I recently pushed version 0.2.0 of my fromo
package to
CRAN.
This package implements (relatively) fast, numerically robust
computation of moments via Rcpp
.
The big changes in this release are:
- Support for weighted moment estimation.
- Computation of running moments over windows defined by time (or some other increasing index), rather than vector index.
- Some modest improvements in speed for the 'dangerous'
use cases (no checking for
NA
, no weights, etc.)
The time-based running moments are supported via the t_running_*
operations,
and we support means, standard deviation, skew, kurtosis, centered and
standardized moments and cumulants, z-score, Sharpe, and t-stat. The
idea is that your observations are associated with some increasing
index, which you can think of as the observation time, and you wish
to compute moments over a fixed time window. To bloat the API, the
times from which you 'look back' can optionally be something other
than the time indices of the input, so the input and output size
can be different.
Some example uses might be:
- Compute the volatility of an asset's returns over the previous 6 months, on every trade day.

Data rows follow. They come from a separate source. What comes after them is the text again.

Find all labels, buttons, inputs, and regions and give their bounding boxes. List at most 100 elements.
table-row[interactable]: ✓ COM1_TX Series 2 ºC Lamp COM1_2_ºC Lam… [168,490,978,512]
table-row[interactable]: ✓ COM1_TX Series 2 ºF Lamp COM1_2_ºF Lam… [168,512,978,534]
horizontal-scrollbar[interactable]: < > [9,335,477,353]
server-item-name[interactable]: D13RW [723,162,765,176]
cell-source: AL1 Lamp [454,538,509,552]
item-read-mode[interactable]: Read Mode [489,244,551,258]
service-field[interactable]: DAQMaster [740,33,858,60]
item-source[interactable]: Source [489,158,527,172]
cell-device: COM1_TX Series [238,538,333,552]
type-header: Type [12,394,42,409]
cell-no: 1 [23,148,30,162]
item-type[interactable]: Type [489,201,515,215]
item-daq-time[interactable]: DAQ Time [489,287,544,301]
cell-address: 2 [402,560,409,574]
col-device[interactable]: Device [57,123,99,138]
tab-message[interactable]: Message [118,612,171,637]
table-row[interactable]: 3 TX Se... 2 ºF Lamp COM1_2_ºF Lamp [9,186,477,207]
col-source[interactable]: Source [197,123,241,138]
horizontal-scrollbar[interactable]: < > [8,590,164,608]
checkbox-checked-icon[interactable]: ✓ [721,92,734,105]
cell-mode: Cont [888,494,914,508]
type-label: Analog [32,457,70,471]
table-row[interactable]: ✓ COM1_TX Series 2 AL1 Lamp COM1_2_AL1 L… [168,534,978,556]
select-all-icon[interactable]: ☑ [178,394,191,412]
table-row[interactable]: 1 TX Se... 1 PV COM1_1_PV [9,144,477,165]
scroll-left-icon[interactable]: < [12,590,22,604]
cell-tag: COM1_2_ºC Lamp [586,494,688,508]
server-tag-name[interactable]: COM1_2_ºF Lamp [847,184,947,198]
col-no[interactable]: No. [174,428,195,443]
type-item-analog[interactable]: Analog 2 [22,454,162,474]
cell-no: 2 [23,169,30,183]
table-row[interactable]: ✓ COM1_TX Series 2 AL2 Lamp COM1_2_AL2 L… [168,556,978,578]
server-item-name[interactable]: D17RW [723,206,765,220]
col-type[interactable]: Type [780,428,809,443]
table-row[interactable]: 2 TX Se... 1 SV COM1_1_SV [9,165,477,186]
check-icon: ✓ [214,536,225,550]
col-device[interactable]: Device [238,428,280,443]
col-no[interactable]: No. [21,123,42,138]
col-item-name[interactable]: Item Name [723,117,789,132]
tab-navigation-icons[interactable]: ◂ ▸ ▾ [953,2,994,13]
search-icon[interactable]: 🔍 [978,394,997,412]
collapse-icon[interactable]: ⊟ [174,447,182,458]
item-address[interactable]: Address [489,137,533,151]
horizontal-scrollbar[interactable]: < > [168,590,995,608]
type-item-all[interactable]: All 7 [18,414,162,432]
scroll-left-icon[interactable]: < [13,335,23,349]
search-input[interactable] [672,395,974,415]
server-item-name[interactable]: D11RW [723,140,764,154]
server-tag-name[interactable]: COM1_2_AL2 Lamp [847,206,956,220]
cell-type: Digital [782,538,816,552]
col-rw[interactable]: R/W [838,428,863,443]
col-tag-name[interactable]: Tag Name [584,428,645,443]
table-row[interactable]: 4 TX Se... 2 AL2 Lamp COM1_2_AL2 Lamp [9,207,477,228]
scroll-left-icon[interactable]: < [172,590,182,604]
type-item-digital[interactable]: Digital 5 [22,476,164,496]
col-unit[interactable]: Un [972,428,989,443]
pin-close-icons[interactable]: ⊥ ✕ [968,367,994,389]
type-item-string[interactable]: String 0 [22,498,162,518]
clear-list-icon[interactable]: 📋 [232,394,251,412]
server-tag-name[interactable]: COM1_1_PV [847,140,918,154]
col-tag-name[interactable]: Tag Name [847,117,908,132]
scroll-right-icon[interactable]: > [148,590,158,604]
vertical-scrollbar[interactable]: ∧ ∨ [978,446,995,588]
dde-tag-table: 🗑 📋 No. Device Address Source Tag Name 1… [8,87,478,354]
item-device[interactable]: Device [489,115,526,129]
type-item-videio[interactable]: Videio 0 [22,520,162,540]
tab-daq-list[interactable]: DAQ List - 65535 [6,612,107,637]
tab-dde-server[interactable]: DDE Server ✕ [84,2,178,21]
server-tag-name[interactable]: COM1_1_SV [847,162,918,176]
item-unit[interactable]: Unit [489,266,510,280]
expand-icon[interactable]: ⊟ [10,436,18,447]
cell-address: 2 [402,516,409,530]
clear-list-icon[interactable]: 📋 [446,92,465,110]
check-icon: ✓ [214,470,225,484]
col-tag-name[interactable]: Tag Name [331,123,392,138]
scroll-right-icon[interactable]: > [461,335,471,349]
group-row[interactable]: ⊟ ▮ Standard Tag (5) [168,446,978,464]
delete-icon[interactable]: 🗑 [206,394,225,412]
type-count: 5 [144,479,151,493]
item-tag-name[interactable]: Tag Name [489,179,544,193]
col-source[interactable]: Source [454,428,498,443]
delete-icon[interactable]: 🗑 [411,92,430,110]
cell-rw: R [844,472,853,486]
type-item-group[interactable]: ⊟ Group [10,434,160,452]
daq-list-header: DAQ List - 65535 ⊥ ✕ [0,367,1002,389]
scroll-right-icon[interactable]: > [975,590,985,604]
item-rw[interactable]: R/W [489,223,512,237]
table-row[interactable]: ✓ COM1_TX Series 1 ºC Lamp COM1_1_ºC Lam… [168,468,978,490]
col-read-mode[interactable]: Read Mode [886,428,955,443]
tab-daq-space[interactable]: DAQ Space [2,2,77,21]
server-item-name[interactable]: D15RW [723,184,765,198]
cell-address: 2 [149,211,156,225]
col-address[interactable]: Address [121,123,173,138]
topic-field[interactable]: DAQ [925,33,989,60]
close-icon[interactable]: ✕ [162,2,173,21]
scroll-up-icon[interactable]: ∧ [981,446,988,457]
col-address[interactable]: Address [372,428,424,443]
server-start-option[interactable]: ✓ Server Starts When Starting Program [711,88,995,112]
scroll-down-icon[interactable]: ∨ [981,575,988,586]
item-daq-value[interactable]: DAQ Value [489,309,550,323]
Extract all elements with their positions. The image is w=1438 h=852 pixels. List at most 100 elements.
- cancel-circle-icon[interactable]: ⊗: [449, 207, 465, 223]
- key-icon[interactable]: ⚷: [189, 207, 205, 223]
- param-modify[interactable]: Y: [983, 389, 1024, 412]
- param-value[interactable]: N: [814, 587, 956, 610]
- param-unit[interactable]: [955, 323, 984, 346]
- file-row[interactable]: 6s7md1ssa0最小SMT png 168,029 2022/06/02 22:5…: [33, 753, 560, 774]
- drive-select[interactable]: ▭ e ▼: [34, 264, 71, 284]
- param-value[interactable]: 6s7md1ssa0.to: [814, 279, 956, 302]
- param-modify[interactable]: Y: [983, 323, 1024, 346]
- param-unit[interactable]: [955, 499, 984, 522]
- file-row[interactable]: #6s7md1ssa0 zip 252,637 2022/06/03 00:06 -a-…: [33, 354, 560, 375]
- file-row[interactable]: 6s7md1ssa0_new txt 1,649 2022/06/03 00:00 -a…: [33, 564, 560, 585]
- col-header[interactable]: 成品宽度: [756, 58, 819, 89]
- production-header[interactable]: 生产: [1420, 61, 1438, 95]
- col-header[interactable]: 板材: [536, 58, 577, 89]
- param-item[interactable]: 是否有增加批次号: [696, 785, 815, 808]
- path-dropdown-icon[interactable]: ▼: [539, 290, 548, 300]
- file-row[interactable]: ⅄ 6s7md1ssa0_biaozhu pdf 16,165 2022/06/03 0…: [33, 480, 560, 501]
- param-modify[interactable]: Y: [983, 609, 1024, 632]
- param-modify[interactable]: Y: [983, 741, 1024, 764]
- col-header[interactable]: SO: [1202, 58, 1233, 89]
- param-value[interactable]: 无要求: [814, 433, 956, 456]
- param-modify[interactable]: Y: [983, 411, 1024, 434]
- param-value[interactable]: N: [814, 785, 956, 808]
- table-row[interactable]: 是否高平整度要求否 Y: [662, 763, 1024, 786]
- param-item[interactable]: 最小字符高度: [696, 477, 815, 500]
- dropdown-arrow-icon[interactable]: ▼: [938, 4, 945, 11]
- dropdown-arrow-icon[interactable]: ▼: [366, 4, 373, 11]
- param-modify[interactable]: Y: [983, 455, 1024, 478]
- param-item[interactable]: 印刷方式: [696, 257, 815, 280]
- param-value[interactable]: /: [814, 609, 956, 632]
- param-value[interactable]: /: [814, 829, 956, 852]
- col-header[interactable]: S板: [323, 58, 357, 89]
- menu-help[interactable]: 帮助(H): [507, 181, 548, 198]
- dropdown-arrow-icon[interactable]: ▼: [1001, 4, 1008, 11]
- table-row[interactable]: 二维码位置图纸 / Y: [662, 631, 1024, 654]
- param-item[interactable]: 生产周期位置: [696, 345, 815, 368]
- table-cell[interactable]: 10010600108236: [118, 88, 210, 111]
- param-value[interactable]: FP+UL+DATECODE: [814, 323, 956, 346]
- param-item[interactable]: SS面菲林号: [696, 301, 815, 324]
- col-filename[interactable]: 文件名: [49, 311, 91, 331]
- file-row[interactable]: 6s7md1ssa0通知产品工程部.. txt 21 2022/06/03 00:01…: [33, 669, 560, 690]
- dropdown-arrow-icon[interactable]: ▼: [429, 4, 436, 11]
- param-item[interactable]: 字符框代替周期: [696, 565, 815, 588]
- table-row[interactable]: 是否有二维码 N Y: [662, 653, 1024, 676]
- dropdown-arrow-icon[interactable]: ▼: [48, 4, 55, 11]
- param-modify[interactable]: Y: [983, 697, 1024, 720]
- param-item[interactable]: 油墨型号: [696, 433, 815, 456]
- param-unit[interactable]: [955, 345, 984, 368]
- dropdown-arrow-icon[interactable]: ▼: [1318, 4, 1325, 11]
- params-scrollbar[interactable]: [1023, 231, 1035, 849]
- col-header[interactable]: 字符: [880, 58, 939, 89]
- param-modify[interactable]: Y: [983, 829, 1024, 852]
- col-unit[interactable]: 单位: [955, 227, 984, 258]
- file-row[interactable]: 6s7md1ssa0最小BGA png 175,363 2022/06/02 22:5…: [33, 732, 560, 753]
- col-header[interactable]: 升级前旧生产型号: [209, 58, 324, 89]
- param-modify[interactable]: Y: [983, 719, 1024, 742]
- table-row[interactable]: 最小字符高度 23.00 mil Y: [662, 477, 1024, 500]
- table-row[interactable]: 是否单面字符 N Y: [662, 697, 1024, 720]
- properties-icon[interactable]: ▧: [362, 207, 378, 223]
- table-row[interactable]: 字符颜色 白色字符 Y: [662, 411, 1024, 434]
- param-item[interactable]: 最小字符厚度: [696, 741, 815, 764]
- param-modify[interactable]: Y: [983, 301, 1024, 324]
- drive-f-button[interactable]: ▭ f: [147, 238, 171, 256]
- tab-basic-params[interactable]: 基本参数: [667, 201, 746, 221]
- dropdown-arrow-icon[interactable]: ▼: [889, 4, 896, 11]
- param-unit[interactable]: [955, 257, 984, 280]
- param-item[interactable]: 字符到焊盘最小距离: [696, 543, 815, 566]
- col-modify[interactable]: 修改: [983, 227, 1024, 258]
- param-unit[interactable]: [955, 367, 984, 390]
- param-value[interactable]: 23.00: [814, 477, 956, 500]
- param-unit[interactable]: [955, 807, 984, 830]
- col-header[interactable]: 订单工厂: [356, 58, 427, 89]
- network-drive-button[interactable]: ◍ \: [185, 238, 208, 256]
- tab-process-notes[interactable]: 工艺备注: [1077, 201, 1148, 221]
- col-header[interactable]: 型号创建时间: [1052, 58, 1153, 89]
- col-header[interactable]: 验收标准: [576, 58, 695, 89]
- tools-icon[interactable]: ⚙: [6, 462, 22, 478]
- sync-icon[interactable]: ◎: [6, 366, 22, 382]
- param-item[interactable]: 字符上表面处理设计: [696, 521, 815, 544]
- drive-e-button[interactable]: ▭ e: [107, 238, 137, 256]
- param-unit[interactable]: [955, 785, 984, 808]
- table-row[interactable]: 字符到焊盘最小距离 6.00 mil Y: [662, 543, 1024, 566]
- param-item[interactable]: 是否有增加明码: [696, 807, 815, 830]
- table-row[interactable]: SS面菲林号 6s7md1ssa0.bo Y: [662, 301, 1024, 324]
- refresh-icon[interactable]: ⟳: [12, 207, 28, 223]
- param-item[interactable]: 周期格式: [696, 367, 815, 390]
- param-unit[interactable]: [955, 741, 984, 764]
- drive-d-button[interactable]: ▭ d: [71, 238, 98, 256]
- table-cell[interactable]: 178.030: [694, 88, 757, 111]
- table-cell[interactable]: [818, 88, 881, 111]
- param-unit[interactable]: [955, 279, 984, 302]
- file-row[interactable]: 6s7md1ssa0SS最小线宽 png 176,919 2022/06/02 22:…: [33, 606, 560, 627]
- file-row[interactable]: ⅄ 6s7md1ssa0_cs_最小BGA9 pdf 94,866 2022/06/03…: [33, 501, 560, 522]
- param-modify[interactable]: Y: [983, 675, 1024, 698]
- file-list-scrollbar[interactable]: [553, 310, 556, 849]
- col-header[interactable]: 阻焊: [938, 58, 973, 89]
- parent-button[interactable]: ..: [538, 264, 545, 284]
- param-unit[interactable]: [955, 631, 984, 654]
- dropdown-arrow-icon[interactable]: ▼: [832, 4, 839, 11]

- Compute the total monthly sales of a company at month ends.
Because the API also allows you to use weights as implicit time deltas, you can also do weird and unadvisable things like compute the Sharpe of an asset over the last 1 million shares traded.
Speed improvements come from my random walk through c++ design idioms. I also implemented a 'swap' procedure for the running standard deviation which incorporates a Welford's method addition and removal into a single step. I do not believe that Welford's method is the fastest algorithm for a summarizing moment computation: probably a two pass solution to compute the mean first, then the centered moments is faster. However, for the case of running moments computations, Welford's method probably is the fastest.
Here is an example of the speedups seen in the 0.2.0 release. Again,
I am cherry picking the running standard deviation computation, but I
believe most methods have seen at least some modest improvements in speed.
I compute the base sd
of the data just a baseline to compare times
in two different versions. Here are timings under the 0.2.0 code:
options(width=180)
options(digits=2)
library(fromo)
library(microbenchmark)
set.seed(1234)
x <- rnorm(1e5)
fromo_running_sd <- function(x) {
running_sd3(x,window=1000,na_rm=FALSE,restart_period=10000L)
}
gc()
used (Mb) gc trigger (Mb) max used (Mb)
Ncells 5.2e+06 279 9.7e+06 516 9.7e+06 516
Vcells 5.9e+07 451 2.8e+08 2146 8.9e+08 6816
# compute sd(x) as a reference
microbenchmark(sd(x),
fromo_running_sd(x),
times=1000L)
Unit: microseconds
expr min lq mean median uq max neval cld
sd(x) 304 308 331 321 339 501 1000 a
fromo_running_sd(x) 1409 1448 1637 1502 1688 32200 1000 b
Under the old 0.1.3 code:
Unit: microseconds
expr min lq mean median uq max neval cld
sd(x) 457 473 498 488 508 767 1000 a
fromo_running_sd(x) 4183 4523 5168 4730 5623 66529 1000 b
I would call this a win, except you might interpret it as meaning the old code was crap. Also, I worry about the maximum time taken, which suggests some kind of lurking boo-boo.